Side perks include the awesome perspective of seeing the state from the sky. Averaging two flights per shift, Benson has seen northern lights, city skylines, lakes and forests and more from windows of a helicopter.
For instance, Benson watched the progress of US Bank Stadium from above and from the rooftop of nearby hospitals. He watched as the Metrodome was taken apart, then saw an almost step-by-step progression of the new stadium from the sky.
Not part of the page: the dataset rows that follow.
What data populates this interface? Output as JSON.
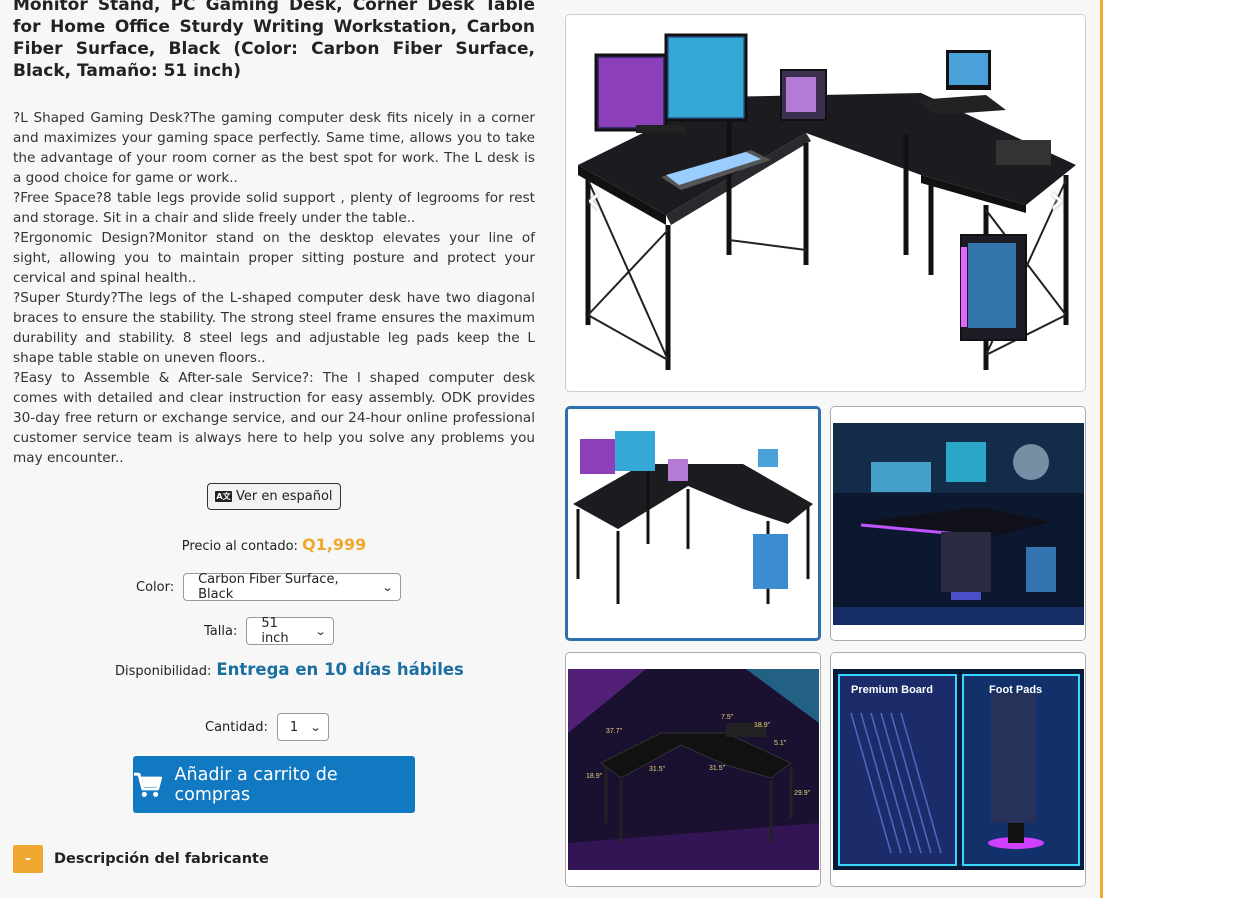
{
  "product": {
    "title": "Monitor Stand, PC Gaming Desk, Corner Desk Table for Home Office Sturdy Writing Workstation, Carbon Fiber Surface, Black (Color: Carbon Fiber Surface, Black, Tamaño: 51 inch)",
    "description": [
      "?L Shaped Gaming Desk?The gaming computer desk fits nicely in a corner and maximizes your gaming space perfectly. Same time, allows you to take the advantage of your room corner as the best spot for work. The L desk is a good choice for game or work..",
      "?Free Space?8 table legs provide solid support , plenty of legrooms for rest and storage. Sit in a chair and slide freely under the table..",
      "?Ergonomic Design?Monitor stand on the desktop elevates your line of sight, allowing you to maintain proper sitting posture and protect your cervical and spinal health..",
      "?Super Sturdy?The legs of the L-shaped computer desk have two diagonal braces to ensure the stability. The strong steel frame ensures the maximum durability and stability. 8 steel legs and adjustable leg pads keep the L shape table stable on uneven floors..",
      "?Easy to Assemble & After-sale Service?: The l shaped computer desk comes with detailed and clear instruction for easy assembly. ODK provides 30-day free return or exchange service, and our 24-hour online professional customer service team is always here to help you solve any problems you may encounter.."
    ]
  },
  "translate_button": {
    "label": "Ver en español",
    "icon": "translate-icon"
  },
  "price": {
    "label": "Precio al contado:",
    "value": "Q1,999"
  },
  "color": {
    "label": "Color:",
    "selected": "Carbon Fiber Surface, Black"
  },
  "size": {
    "label": "Talla:",
    "selected": "51 inch"
  },
  "availability": {
    "label": "Disponibilidad:",
    "value": "Entrega en 10 días hábiles"
  },
  "quantity": {
    "label": "Cantidad:",
    "selected": "1"
  },
  "cart_button": {
    "label": "Añadir a carrito de compras",
    "icon": "shopping-cart-icon"
  },
  "manufacturer": {
    "toggle": "-",
    "label": "Descripción del fabricante"
  },
  "gallery": {
    "thumb3_labels": [
      "37.7\"",
      "7.5\"",
      "18.9\"",
      "5.1\"",
      "31.5\"",
      "31.5\"",
      "18.9\"",
      "29.9\""
    ],
    "thumb4_labels": {
      "left": "Premium Board",
      "right": "Foot Pads"
    }
  },
  "colors": {
    "accent": "#f0a830",
    "primary": "#1178c2",
    "availability": "#1a6fa0"
  }
}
Benson works 12 hours shifts, six days in a row, and then has six days off. His work schedule, and a passion for the community, has allowed Benson to become heavily involved in volunteer work. He’s the Scoutmaster for his son’s Boy Scout Troop 102, and also helped start the Watch DOGS (Dads of Great Students) program in Pequot Lakes Schools. He’s also a member of the Sibley Lake Board.
After 24 years of serving his country in the Navy, Benson’s continuing the theme here in the Lakes Area. Both in his career as a pilot, transporting patients to save lives, and in his free time as Scoutmaster and Watch DOG, Benson is one who serves.